7. Please supply copies or records of all correspondence or conversations in each of the years 2010, 2011, 2012, 2013, 2014 and 2015 between Lord Carnwath and the United Nations Environment Program that have been or are filed at the Supreme Court, together with accounts of all honoraria, expenses or other emoluments or remuneration whatever paid to or received by Lord Carnwath or any of his servants or agents by the United Nations Environment Program or any of its servants or agents. I require this information because I have seen evidence suggesting that Lord Carnwath is not impartial on environmental questions, and has a particular prejudice on the question of climate change, and because I propose to direct freedom-of-information requests to the Ministry of Justice and thereafter a complaint to the Judicial Appointments and Conduct Ombudsman.
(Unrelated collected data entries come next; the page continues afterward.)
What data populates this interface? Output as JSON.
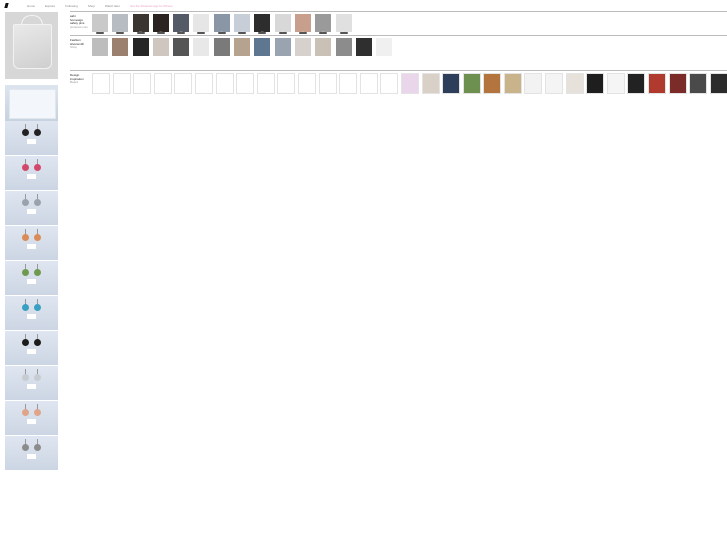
{
  "header": {
    "brand": "Pinterest",
    "nav": [
      "Home",
      "Explore",
      "Following",
      "Shop",
      "Watch later",
      "Get the Pinterest app for iPhone"
    ]
  },
  "sidebar": {
    "items": [
      "tote-bag",
      "shoebox",
      "earrings-black",
      "earrings-pink",
      "earrings-grey",
      "earrings-orange",
      "earrings-green",
      "earrings-teal",
      "earrings-black-2",
      "earrings-clear",
      "earrings-peach",
      "earrings-silver"
    ]
  },
  "sections": [
    {
      "title": "sabi\nhomesign\nsafety pins",
      "subtitle": "pinterest.com",
      "items": [
        {
          "label": "Save",
          "tone": "#c9c9c9"
        },
        {
          "label": "Save",
          "tone": "#b7bcc3"
        },
        {
          "label": "Save",
          "tone": "#3b3531"
        },
        {
          "label": "Save",
          "tone": "#2a2320"
        },
        {
          "label": "Save",
          "tone": "#555b66"
        },
        {
          "label": "Save",
          "tone": "#e6e6e6"
        },
        {
          "label": "Save",
          "tone": "#8a95a5"
        },
        {
          "label": "Save",
          "tone": "#c7ced8"
        },
        {
          "label": "Save",
          "tone": "#2d2d2d"
        },
        {
          "label": "Save",
          "tone": "#d8d8d8"
        },
        {
          "label": "Save",
          "tone": "#c79f8c"
        },
        {
          "label": "Save",
          "tone": "#9a9a9a"
        },
        {
          "label": "Save",
          "tone": "#e0e0e0"
        }
      ]
    },
    {
      "title": "Fashion\nsilversmith",
      "subtitle": "Shop",
      "items": [
        {
          "badge": "",
          "tone": "#bdbdbd"
        },
        {
          "badge": "",
          "tone": "#9b7f6f"
        },
        {
          "badge": "",
          "tone": "#262626"
        },
        {
          "badge": "",
          "tone": "#cfc6bf"
        },
        {
          "badge": "",
          "tone": "#555555"
        },
        {
          "badge": "",
          "tone": "#e8e8e8"
        },
        {
          "badge": "",
          "tone": "#7a7a7a"
        },
        {
          "badge": "",
          "tone": "#b5a38f"
        },
        {
          "badge": "",
          "tone": "#5f7690"
        },
        {
          "badge": "",
          "tone": "#9aa4b0"
        },
        {
          "badge": "",
          "tone": "#d6d1cc"
        },
        {
          "badge": "",
          "tone": "#c9c0b6"
        },
        {
          "badge": "",
          "tone": "#8c8c8c"
        },
        {
          "badge": "",
          "tone": "#2f2f2f"
        },
        {
          "badge": "",
          "tone": "#f0f0f0"
        }
      ]
    },
    {
      "title": "Design\ninspiration",
      "subtitle": "Board",
      "items": [
        {
          "tone": "#ffffff"
        },
        {
          "tone": "#ffffff"
        },
        {
          "tone": "#ffffff"
        },
        {
          "tone": "#ffffff"
        },
        {
          "tone": "#ffffff"
        },
        {
          "tone": "#ffffff"
        },
        {
          "tone": "#ffffff"
        },
        {
          "tone": "#ffffff"
        },
        {
          "tone": "#ffffff"
        },
        {
          "tone": "#ffffff"
        },
        {
          "tone": "#ffffff"
        },
        {
          "tone": "#ffffff"
        },
        {
          "tone": "#ffffff"
        },
        {
          "tone": "#ffffff"
        },
        {
          "tone": "#ffffff"
        },
        {
          "tone": "#e9d6ea"
        },
        {
          "tone": "#d9d0c8"
        },
        {
          "tone": "#2c3e5a"
        },
        {
          "tone": "#6d8f4f"
        },
        {
          "tone": "#b3753d"
        },
        {
          "tone": "#c9b38a"
        },
        {
          "tone": "#f2f2f2"
        },
        {
          "tone": "#f4f4f4"
        },
        {
          "tone": "#e7e1dc"
        },
        {
          "tone": "#1e1e1e"
        },
        {
          "tone": "#f5f5f5"
        },
        {
          "tone": "#222222"
        },
        {
          "tone": "#b03a2e"
        },
        {
          "tone": "#7c2c28"
        },
        {
          "tone": "#4a4a4a"
        },
        {
          "tone": "#2b2b2b"
        }
      ]
    }
  ]
}
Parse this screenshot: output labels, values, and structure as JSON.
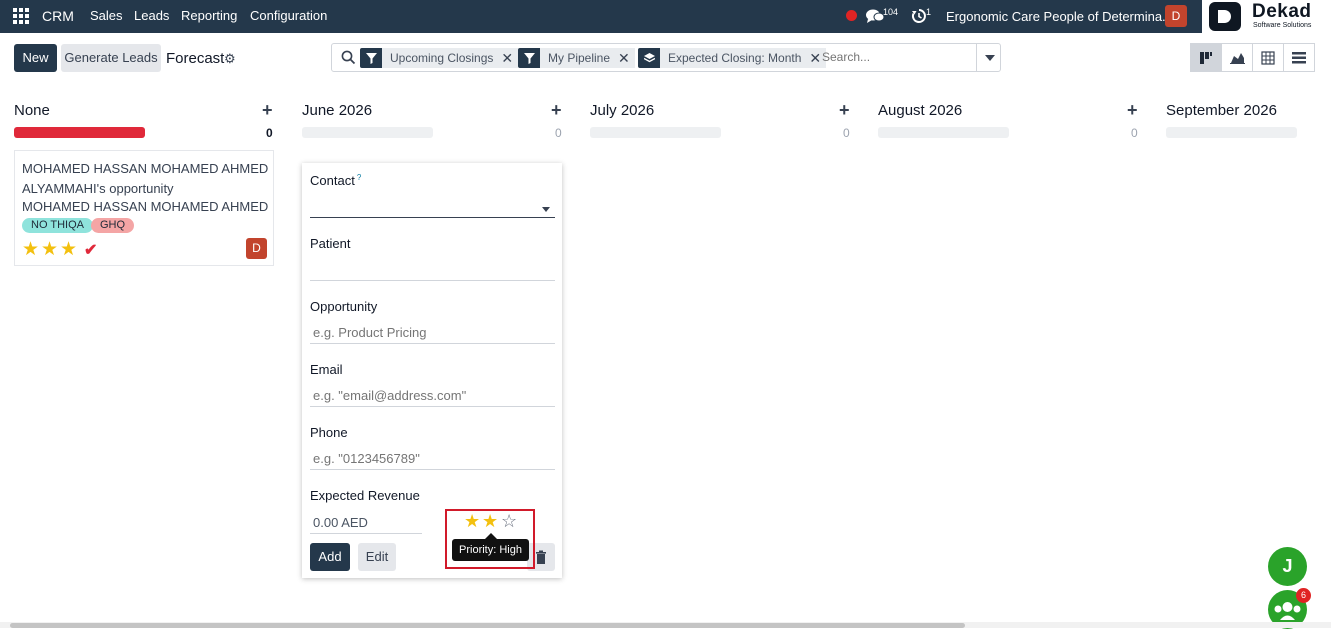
{
  "nav": {
    "brand": "CRM",
    "items": [
      "Sales",
      "Leads",
      "Reporting",
      "Configuration"
    ],
    "chat_count": "104",
    "activity_count": "1",
    "company": "Ergonomic Care People of Determina...",
    "avatar_letter": "D",
    "logo_name": "Dekad",
    "logo_sub": "Software Solutions"
  },
  "control": {
    "new_label": "New",
    "generate_label": "Generate Leads",
    "breadcrumb": "Forecast",
    "facets": [
      "Upcoming Closings",
      "My Pipeline",
      "Expected Closing: Month"
    ],
    "search_placeholder": "Search..."
  },
  "columns": [
    {
      "title": "None",
      "count": "0"
    },
    {
      "title": "June 2026",
      "count": "0"
    },
    {
      "title": "July 2026",
      "count": "0"
    },
    {
      "title": "August 2026",
      "count": "0"
    },
    {
      "title": "September 2026",
      "count": ""
    }
  ],
  "card": {
    "title": "MOHAMED HASSAN MOHAMED AHMED ALYAMMAHI's opportunity",
    "contact": "MOHAMED HASSAN MOHAMED AHMED A...",
    "tags": [
      {
        "label": "NO THIQA",
        "color": "#8fe3dc"
      },
      {
        "label": "GHQ",
        "color": "#f4a5a5"
      }
    ],
    "stars": 3,
    "avatar_letter": "D"
  },
  "quick_create": {
    "contact_label": "Contact",
    "contact_help": "?",
    "patient_label": "Patient",
    "opportunity_label": "Opportunity",
    "opportunity_placeholder": "e.g. Product Pricing",
    "email_label": "Email",
    "email_placeholder": "e.g. \"email@address.com\"",
    "phone_label": "Phone",
    "phone_placeholder": "e.g. \"0123456789\"",
    "revenue_label": "Expected Revenue",
    "revenue_value": "0.00 AED",
    "add_label": "Add",
    "edit_label": "Edit",
    "priority_stars_filled": 2,
    "priority_tooltip": "Priority: High"
  },
  "floating": {
    "chat_letter": "J",
    "team_badge": "6"
  },
  "colors": {
    "nav_bg": "#24384b",
    "primary": "#24384b",
    "danger_bar": "#e0293a",
    "star": "#f3c00f",
    "highlight": "#d11a2a"
  }
}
If it is the contention of the Supreme Court that, though it is itself obliged to comply with the Freedom of Information Act its justices, albeit that they are members of that public authority, are exempt, I should be grateful, in terms of section 16 of the Act, to be told which provision of the Act or of any delegated legislation made thereunder exempts the Court’s Justices from all scrutiny when they have acted in such a fashion as to give good grounds to suspect that they are parti pris.
8. Please provide a complete list of all cases concerning the environment, climate, or other matters connected in any way with the subject-matter of the conference that are currently before the Supreme Court.
9. Please provide copies of all documents held by the Supreme Court in connection with the prejudice demonstrated by Lord Carnwath on the question of climate change during the Court’s widely-broadcast climate-change conference on September 17, 2015, together with documents relating to any steps taken or to be taken to ensure that Lord Carnwath is not permitted to sit in judgement, or to participate in any way, in any case relating to climate change or to the environment.